Iran has gone further in breaching its nuclear deal with world powers, increasing its stock of enriched uranium and refining it to a higher purity than allowed, the International Atomic Energy Agency (IAEA) said in a report on Friday, according to Reuters.
The UN’s nuclear watchdog, which is policing the 2015 deal, said in July that Iran had exceeded both its 202.8-kg limit on enriched uranium stock and its 3.67% cap on the fissile purity to which Tehran is allowed to refine uranium.
Almost two months after it overshot those limits, Iran has accumulated 241.6 kg of enriched uranium and is enriching up to 4.5%, the quarterly IAEA report to member states obtained by Reuters showed.
Iran’s enriched uranium stock is still far below the many tons it possessed before the deal.
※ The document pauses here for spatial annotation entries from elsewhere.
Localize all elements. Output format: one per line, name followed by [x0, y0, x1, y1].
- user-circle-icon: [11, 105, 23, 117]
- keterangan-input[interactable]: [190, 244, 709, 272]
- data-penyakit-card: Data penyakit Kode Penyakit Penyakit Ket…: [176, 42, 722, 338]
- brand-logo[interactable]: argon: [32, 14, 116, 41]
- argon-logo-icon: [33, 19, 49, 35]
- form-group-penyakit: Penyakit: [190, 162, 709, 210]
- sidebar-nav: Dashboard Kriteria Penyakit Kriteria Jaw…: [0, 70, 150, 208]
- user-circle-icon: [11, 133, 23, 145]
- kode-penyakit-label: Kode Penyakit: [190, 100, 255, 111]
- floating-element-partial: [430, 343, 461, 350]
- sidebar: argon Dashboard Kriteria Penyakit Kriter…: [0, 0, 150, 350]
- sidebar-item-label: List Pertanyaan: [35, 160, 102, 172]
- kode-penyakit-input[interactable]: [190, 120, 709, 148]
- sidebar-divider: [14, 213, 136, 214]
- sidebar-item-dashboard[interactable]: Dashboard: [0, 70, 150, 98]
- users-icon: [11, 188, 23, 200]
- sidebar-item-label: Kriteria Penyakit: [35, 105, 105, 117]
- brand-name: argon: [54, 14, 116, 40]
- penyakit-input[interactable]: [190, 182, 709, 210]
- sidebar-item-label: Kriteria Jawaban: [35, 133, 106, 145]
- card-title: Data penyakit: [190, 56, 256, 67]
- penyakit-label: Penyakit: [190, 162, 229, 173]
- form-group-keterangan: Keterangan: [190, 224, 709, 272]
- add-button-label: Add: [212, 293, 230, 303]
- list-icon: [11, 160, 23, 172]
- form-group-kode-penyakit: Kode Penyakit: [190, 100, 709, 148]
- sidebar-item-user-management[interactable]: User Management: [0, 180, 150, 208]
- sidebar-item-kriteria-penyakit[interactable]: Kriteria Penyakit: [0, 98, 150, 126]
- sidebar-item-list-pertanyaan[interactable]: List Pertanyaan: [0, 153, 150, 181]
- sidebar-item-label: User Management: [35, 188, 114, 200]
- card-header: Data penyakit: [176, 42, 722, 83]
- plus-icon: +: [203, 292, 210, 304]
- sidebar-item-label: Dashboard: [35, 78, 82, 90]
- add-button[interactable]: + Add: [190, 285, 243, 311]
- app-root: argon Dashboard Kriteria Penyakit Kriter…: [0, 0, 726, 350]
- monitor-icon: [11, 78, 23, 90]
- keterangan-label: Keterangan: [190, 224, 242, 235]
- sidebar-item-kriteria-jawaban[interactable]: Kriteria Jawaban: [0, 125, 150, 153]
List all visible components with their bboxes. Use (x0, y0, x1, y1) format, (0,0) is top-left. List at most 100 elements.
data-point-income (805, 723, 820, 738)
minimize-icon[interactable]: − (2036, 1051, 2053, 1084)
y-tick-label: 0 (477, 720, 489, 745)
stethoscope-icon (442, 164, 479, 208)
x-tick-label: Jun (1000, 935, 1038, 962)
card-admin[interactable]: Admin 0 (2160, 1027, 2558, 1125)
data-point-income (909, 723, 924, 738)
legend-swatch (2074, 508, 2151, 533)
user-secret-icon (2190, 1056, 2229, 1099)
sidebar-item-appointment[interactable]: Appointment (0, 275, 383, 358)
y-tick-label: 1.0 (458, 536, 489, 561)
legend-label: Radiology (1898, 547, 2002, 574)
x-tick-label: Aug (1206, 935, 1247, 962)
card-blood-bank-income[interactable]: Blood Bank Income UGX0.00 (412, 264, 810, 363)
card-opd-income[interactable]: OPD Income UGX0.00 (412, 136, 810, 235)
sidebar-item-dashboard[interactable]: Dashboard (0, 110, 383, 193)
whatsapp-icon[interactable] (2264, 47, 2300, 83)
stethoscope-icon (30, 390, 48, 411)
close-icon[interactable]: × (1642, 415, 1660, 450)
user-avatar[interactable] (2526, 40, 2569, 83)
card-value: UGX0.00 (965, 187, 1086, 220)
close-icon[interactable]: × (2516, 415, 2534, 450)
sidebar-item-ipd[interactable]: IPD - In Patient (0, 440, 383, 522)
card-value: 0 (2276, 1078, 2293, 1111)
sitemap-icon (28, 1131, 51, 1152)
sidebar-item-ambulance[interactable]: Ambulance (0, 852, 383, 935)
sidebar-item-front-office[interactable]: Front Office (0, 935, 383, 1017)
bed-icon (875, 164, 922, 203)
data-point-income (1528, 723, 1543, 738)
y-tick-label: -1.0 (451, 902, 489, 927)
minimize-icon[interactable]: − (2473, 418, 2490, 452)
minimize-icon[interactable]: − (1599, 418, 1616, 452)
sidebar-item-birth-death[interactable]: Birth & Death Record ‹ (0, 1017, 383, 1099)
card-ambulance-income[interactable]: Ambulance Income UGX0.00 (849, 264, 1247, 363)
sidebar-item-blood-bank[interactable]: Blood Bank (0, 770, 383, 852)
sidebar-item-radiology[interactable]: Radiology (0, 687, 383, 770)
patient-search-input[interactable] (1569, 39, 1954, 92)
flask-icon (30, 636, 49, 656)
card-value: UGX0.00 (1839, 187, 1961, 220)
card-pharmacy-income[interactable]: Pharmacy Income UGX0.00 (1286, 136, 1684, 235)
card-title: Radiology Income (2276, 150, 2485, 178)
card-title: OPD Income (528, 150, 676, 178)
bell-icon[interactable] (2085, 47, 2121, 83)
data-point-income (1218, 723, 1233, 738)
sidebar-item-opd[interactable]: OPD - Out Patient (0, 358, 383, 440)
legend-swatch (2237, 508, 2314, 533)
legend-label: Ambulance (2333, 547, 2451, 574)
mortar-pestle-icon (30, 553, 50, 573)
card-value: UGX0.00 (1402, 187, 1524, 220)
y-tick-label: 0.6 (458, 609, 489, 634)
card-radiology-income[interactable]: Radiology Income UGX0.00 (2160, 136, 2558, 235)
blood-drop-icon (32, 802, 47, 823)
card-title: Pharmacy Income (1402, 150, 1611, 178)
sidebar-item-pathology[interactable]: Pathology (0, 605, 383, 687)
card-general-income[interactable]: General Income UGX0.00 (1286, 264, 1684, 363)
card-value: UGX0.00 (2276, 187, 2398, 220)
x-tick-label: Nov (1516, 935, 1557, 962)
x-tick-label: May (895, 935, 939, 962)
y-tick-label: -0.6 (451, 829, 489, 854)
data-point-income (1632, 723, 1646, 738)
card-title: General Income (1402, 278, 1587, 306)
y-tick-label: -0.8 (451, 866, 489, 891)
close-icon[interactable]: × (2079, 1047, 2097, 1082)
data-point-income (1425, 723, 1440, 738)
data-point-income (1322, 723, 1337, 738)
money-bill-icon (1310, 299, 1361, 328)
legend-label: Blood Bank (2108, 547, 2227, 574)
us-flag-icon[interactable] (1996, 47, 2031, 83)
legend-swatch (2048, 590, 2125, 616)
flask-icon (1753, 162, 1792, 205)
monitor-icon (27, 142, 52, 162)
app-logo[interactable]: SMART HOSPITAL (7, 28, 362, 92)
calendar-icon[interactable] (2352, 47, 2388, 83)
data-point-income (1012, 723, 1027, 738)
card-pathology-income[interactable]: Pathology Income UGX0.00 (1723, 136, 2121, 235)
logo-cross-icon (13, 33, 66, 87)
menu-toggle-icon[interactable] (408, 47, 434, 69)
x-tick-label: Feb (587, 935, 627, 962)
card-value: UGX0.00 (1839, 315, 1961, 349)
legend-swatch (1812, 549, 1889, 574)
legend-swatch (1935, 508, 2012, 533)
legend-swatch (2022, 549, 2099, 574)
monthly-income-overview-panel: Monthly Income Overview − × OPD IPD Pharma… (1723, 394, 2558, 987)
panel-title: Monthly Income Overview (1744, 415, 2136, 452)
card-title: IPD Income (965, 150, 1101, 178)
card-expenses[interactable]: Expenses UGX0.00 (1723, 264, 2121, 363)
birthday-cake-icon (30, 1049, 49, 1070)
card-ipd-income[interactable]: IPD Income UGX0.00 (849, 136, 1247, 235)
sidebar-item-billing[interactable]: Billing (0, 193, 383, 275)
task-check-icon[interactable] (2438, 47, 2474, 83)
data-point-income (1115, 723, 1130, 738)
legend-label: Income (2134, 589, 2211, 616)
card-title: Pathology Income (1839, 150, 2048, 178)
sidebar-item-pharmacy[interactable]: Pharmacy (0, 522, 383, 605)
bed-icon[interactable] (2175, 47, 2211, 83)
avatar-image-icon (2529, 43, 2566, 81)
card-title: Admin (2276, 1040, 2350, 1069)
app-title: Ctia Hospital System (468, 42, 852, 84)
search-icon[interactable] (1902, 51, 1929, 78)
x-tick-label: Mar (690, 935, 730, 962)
Its enrichment level is also well short of the 20% it reached before the deal and the roughly 90% that is considered weapons-grade, the report said.
US President Donald Trump withdrew from the 2015 nuclear deal last May. He later imposed two rounds of sanctions on Iran, the latest of which went into effect in November of 2018.
Its breaches of the deal have therefore not made much difference to the time it would need to obtain enough fissile material for a nuclear bomb if it sought one. The deal - under which Iran agreed to curbs on its nuclear program in exchange for sanctions relief - extended that time to roughly a year from a few months.
But the breaches have ratcheted up pressure the European parties to the deal - France, Britain and Germany - who say they are determined to save the accord. France in particular has sought to encourage talks between Washington and Tehran, but Iran insists that first it must get relief from U.S. sanctions.
The European signatories have vowed to help Iran evade the economic sanctions imposed by the US, shielding companies doing business with the rogue state in an effort to preserve the Iran nuclear deal.